Seu corpo foi arremessado contra a parede violentamente, e copo e garrafa se espatifaram ao seu lado. Um dos cacos de vidro voou até seu rosto e cortou levemente sua boca. A porta se fechou em um baque forte enquanto o apartamento se encheu de um odor de fezes. Sentiu o gosto metálico do sangue em sua boca. Aquele gosto associado ao cheiro das vezes a fez vomitar na hora. Tentou se levantar, mas foi jogada novamente ao chão. Sentiu um peso pressionando todo seu corpo, como se suas costelas fossem se quebrar. Soltou um gemido abafado e de repente o peso desapareceu. Ela estava apavorada. Tentou se levantar novamente e correr até a porta. Mas foi jogada novamente contra a parede entre a sala e seu quarto. Sentiu seu ombro se deslocando. Meio zonza, entrou no quarto e trancou a porta. Sentia muita dor no corpo. A adrenalina não possibilitava que ela percebesse suas feridas corretamente. Só queria sair dali. Sentiu uma pancada forte na porta. Depois outra mais forte ainda. Não conseguia parar de tremer. Sentiu como se algo corresse, com passadas pesadas se aproximando da porta e de repente um grande estrondo contra a porta. A porta começou a ceder, e um pedaço havia se quebrado. Sentiu os passos novamente e começou a rezar um Pai Nosso. O estrondo foi tão forte como o anterior, mas a porta permaneceu firme. O cheiro de fezes se misturou com um cheiro forte de éter. Ela vomitou novamente. Depois continuou rezando, agora uma Ave Maria. O cheiro de éter foi ficando mais forte. Lá fora agora fazia silencio. De repente as passadas crescentes novamente. Mas ao invés do baque na porta um grito forte de dor, um grito descomunal. Joana não podia mais se controlar. Não conseguia mais rezar em função do choro, e da vontade de vomitar por causa do odor de éter que tomava conta do ambiente. Sentia muita dor agora. Havia deslocado o ombro e quebrado três costelas. Seu lábio estava inchado, havia vários hematomas nas costas e nos braços.
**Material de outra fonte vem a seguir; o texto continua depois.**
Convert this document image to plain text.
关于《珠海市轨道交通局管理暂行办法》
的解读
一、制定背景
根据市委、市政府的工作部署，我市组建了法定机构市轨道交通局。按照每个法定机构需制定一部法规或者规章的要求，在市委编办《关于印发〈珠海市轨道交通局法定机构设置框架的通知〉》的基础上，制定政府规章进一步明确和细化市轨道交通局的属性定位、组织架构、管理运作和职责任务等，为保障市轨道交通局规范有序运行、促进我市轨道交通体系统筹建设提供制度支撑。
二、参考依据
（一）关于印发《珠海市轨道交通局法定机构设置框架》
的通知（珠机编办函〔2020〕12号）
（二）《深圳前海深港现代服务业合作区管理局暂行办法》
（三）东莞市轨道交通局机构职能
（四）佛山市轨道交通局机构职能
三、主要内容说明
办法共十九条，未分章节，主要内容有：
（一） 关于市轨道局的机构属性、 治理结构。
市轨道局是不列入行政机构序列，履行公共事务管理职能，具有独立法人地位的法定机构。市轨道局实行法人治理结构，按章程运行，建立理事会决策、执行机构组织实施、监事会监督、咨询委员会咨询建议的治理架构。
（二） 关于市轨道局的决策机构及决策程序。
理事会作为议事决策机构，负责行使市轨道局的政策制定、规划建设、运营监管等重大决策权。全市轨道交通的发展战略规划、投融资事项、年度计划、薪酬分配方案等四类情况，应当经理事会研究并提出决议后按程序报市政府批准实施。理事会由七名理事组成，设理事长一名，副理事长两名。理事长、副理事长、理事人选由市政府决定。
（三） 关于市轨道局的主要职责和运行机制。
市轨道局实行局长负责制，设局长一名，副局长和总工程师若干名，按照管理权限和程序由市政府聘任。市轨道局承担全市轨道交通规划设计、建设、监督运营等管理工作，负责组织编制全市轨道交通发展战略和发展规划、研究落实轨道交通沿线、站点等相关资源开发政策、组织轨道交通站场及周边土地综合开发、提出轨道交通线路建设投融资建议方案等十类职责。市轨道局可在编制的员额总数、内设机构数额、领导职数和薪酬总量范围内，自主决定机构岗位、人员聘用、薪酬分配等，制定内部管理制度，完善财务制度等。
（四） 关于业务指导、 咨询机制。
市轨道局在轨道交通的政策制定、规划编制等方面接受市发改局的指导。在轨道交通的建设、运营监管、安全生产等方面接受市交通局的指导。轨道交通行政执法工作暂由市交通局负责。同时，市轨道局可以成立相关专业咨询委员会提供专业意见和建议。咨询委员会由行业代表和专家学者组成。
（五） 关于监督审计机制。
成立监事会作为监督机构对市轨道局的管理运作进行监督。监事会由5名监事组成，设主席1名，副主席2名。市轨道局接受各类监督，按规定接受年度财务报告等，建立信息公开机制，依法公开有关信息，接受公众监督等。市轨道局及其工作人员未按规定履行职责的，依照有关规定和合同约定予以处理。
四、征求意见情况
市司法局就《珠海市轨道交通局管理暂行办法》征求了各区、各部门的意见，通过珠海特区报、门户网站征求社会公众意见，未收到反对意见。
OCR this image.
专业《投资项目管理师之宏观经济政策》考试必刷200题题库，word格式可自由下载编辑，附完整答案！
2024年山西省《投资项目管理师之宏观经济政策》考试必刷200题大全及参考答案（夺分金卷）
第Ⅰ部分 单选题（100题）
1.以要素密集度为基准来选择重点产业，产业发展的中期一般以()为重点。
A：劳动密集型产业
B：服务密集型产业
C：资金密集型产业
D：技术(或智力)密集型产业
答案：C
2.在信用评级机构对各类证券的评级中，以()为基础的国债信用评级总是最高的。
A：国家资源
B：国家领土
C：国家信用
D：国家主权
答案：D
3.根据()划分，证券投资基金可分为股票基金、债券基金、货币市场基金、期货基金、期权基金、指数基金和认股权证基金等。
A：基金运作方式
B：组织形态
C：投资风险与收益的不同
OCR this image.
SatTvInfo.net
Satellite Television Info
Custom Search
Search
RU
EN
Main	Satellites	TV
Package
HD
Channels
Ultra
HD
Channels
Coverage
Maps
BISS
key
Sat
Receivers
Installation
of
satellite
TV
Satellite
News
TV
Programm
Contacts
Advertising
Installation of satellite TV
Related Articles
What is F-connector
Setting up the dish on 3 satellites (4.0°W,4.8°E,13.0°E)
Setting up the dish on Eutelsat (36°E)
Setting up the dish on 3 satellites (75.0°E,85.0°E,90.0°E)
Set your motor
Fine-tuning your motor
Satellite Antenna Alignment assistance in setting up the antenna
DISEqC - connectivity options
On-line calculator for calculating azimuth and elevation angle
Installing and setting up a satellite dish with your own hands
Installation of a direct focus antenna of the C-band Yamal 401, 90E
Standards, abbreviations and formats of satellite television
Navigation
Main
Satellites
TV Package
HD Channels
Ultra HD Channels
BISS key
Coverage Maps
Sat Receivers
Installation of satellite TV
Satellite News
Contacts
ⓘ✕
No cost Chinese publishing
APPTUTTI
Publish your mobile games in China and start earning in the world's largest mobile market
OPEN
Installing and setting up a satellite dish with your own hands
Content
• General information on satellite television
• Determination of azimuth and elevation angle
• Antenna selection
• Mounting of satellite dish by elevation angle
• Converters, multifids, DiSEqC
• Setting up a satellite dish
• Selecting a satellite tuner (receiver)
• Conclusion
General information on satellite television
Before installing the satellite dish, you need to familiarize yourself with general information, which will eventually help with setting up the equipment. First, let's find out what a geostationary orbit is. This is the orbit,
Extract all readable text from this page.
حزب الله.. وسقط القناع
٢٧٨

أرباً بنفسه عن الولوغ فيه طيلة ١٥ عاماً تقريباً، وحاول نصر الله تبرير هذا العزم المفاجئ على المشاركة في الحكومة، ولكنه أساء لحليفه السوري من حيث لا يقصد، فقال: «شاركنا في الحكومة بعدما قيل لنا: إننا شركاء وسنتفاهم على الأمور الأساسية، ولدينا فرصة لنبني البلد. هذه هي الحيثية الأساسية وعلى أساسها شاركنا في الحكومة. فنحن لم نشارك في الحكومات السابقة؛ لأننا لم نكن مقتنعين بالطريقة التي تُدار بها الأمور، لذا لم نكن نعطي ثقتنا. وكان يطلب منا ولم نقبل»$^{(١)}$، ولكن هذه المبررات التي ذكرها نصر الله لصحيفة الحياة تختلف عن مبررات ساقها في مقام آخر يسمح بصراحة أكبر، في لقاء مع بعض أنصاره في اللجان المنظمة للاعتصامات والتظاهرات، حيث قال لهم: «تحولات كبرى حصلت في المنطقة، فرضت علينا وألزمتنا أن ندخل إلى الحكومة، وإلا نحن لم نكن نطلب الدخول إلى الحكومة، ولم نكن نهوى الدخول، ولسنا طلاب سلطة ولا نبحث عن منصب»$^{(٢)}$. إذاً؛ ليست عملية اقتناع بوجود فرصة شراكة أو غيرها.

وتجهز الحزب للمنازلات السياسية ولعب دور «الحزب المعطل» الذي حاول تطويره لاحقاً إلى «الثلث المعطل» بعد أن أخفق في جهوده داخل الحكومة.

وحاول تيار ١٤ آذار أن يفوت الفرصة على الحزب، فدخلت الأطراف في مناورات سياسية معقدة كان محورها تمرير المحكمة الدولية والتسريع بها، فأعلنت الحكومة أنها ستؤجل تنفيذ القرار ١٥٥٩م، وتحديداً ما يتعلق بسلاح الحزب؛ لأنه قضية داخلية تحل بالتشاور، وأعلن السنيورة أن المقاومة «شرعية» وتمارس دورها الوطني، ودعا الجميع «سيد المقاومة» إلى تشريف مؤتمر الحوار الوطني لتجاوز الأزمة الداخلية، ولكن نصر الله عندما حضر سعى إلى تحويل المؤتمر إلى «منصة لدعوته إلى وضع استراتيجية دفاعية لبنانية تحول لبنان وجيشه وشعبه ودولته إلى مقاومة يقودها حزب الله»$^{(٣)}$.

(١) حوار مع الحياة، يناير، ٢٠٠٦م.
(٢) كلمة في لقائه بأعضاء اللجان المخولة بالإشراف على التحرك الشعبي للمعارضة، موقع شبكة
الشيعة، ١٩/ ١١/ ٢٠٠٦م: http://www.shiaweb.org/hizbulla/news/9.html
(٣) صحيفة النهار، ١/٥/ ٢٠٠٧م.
Sua cabeça doía muito. Tinha batido a cabeça com força na parede nas três vezes que fora arremessada. Foi ficando zonza e desmaiou.

* * *

Ao primeiro toque da campainha seu sono teve somente um leve abalo, mas foi o segundo toque que veio logo em seguida que a retirou de vez do seu estado inconsciente. Levantou-se com um pulo. Olhou ao redor o seu quarto. Havia adormecido deitada toda torta na cama, com uma das pernas para baixo. Seu corpo doía como se tivesse levado um surra. Levantou-se sentido dor de cabeça. Lembrava-se vagamente do sonho. O principal que guardara era de que tinha sido muito ruim. Sentia uma dor forte nas costelas. Deitara-se com parte do corpo para fora da cama e ficara apoiada em cima dela. Não devia ter dormido muito tempo, pois ainda havia a luz do sol, e ela havia chegado em casa às 16 horas. A campainha tocou novamente. Levantou-se e saiu do quarto. Olhou para a sala onde tudo estava em seu lugar. Procurou terminar de acordar antes de abrir a porta. Ao abrir, não encontrou ninguém. – Puta que pariu – pensou. Mas apesar de ficar com raiva de ter tido seu sono interrompido, também se sentia um pouco aliviada por ter terminado aquele sonho horrível, embora ela a cada segundo se esquecesse mais do que havia sonhado, e de ter se levantado daquela posição. Como estava muito cansada poderia ter ficado daquela forma por algumas horas, até ficar seriamente machucada.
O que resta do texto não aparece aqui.